Source: CIFOR
Date: April 20, 2021

Indonesia's peatland fires are better explained by a newly developed approach that considers climate-change impacts and helps predict hotspots of carbon emissions and air pollution from the burning of peat, according to scientists.

A rain-related index used by the Japan Meteorological Agency has shown a stronger correlation with active peatland fires in Indonesia than the conventional benchmark based on El Niño-Southern Oscillation (ENSO) climate patterns over the past two decades.

The finding, which focuses on groundwater levels as a key determinant of peat fires, will make it easier to respond to fire forecasts associated with extreme weather and climate change, according to a recent study funded by the Ministry of Agriculture, Forestry and Fisheries of Japan in collaboration with the Center for International Forestry Research (CIFOR) and Indonesia's University of Palangka Raya (UPR).

Peatland fires are a major contributor to greenhouse gas emissions, fine particulate matter and aerosols, exacerbating climate change and endangering human health. They can smolder for months and are linked to land management as well as other activity near human settlements.

Farmers have traditionally used fire as a cheap way to clear land for agriculture in Indonesia, which has one of the world's highest rates of deforestation and forest degradation.

In 2016, the Indonesian government established the Peatland Restoration Agency (BRG) with the aim of restoring 2 million hectares of degraded peatlands.

Indonesia's worst blazes in recent decades, starting with the Great Fire of Borneo (1982‒1983), have been associated with strong ENSO episodes. Sea surface temperatures and winds in the equatorial Pacific Ocean fluctuate during these cycles and can affect global weather. They also influence tropical rainfall and can create the conditions for wildfires and other extreme events.

In 2019, peatland fires occurred without this ENSO correlation, prompting scientists to seek a new approach that considers the impact of recent climate change on fires in Indonesia.

"Our analysis of Indonesian peat fires in 2019 showed that they are difficult to extinguish even with periods of heavy rain – it depends on the groundwater level," said Hiroshi Hayasaka, a researcher at Hokkaido University's Arctic Research Center in Japan and the study's lead author. "In years when the rainfall is low, peat fires become very active."

The three authors focused on tropical swamp forest areas near Palangka Raya, the capital of Central Kalimantan province, where a former Mega Rice Project constructed a 4,000-kilometer irrigation canal that drained the surrounding peatlands. As a result, greater volumes of combustible dry peat (low-grade coal) were exposed, causing recurrent fires in the area.

The Japanese rain-related index is known as OLR-MC (Outgoing Longwave Radiation – Maritime Continent) and measures the transport of heat and moisture in the atmosphere over Indonesia (from Kalimantan to West Papua).

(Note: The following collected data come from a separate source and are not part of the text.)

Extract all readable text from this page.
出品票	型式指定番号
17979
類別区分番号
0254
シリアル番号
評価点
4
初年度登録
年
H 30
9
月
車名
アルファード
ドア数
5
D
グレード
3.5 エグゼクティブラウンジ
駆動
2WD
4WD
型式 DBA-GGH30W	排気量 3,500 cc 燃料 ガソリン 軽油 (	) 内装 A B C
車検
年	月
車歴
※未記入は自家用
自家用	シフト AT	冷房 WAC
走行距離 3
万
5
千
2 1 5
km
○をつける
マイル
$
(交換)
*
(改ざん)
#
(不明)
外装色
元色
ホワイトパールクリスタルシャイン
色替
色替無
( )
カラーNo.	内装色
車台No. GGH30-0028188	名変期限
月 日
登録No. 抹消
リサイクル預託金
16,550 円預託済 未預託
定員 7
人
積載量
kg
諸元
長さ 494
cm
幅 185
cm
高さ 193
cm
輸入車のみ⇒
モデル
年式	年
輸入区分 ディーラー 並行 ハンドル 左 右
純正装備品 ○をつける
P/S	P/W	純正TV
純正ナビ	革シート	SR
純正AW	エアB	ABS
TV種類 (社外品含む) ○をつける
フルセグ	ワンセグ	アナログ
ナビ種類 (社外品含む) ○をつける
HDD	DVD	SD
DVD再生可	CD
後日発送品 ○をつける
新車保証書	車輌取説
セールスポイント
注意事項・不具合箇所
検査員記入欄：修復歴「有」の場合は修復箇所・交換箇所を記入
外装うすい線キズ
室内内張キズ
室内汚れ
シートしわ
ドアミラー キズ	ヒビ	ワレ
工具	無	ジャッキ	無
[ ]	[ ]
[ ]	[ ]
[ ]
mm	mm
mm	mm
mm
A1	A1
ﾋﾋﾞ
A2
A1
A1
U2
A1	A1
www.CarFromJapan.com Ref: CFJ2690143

It was introduced to analyze the top six peatland fires in Kalimantan from 2002 to 2018, showing they occurred in three stages: surface fire, shallow peatland fire and deep peatland fire.

The scientists then proposed a prediction model for groundwater level, which is important for knowing the dry state of peat and is estimated from daily rainfall. Analysis showed that the groundwater depth for each fire stage ranged from about 300 millimeters to 500 millimeters.

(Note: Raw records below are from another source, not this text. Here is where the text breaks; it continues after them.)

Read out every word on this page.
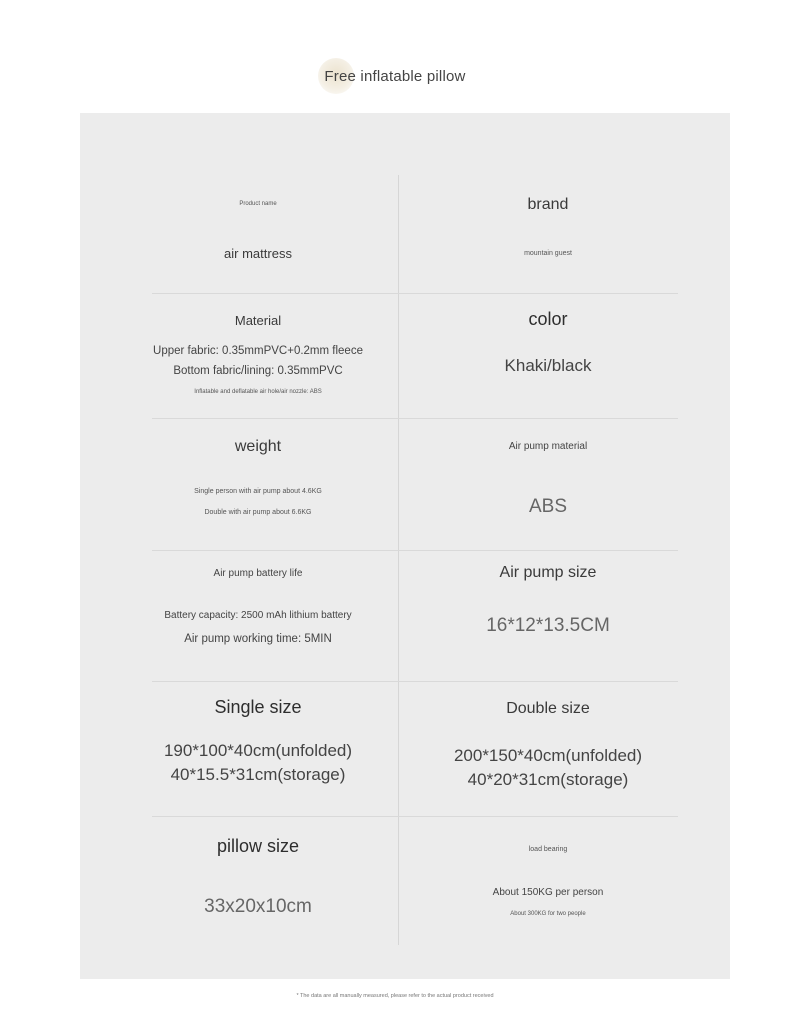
Free inflatable pillow
Product name
air mattress
brand
mountain guest
Material
Upper fabric: 0.35mmPVC+0.2mm fleece
Bottom fabric/lining: 0.35mmPVC
Inflatable and deflatable air hole/air nozzle: ABS
color
Khaki/black
weight
Single person with air pump about 4.6KG
Double with air pump about 6.6KG
Air pump material
ABS
Air pump battery life
Battery capacity: 2500 mAh lithium battery
Air pump working time: 5MIN
Air pump size
16*12*13.5CM
Single size
190*100*40cm(unfolded)
40*15.5*31cm(storage)
Double size
200*150*40cm(unfolded)
40*20*31cm(storage)
pillow size
33x20x10cm
load bearing
About 150KG per person
About 300KG for two people
* The data are all manually measured, please refer to the actual product received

Peatland fires during the three stages depend on these values: When the groundwater level falls, the moisture content of the peat declines and it can be burned more easily.

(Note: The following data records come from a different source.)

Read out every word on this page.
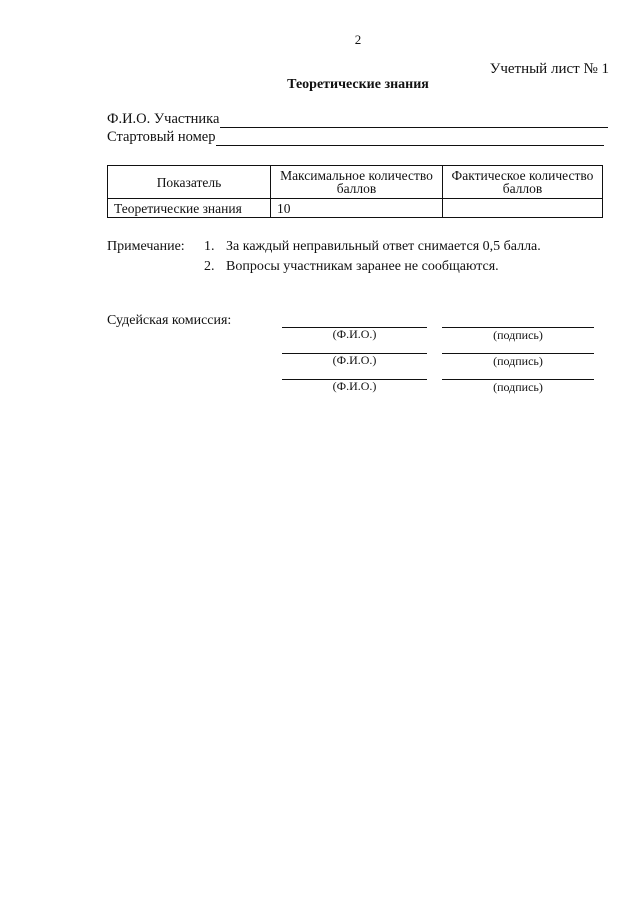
2
Учетный лист № 1
Теоретические знания
Ф.И.О. Участника
Стартовый номер
Показатель	Максимальное количество баллов	Фактическое количество баллов
Теоретические знания	10	
Примечание: 1. За каждый неправильный ответ снимается 0,5 балла.
2. Вопросы участникам заранее не сообщаются.
Судейская комиссия:
(Ф.И.О.)	(подпись)
(Ф.И.О.)	(подпись)
(Ф.И.О.)	(подпись)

"The proposed model is very simple – all you need is daily rainfall estimates," Hayasaka said. "In the case of Indonesia, it is essential to measure the groundwater level of each peatland and take steps to ensure that it doesn't fall below 300 millimeters."

Active peatland fires in Indonesia — including those in 2019 when the El Niño conditions were neutral — are therefore explained by the groundwater level. In particular, it is important to predict the occurrence of deep peatland fires, which the proposed evaluation model was able to do, according to Aswin Usup from UPR, who supervised the study.

Satellite technology underpins this new approach. Rainfall data is provided by the Japan Aerospace Exploration Agency, the Japan Meteorological Agency and the U.S. National Oceanic and Atmospheric Administration, while the Terra and Aqua satellites operated by NASA deliver data from an imaging instrument that detects tropical forest and peatland fires.

"This rainfall-based evaluation approach fills a research need that links peatland fire prediction and groundwater levels," says Daisuke Naito, a CIFOR scientist and co-author of the study.

"The use of an OLR index will be very useful for analyzing future tropical fires related to both El Niño and climate change," Hayasaka adds.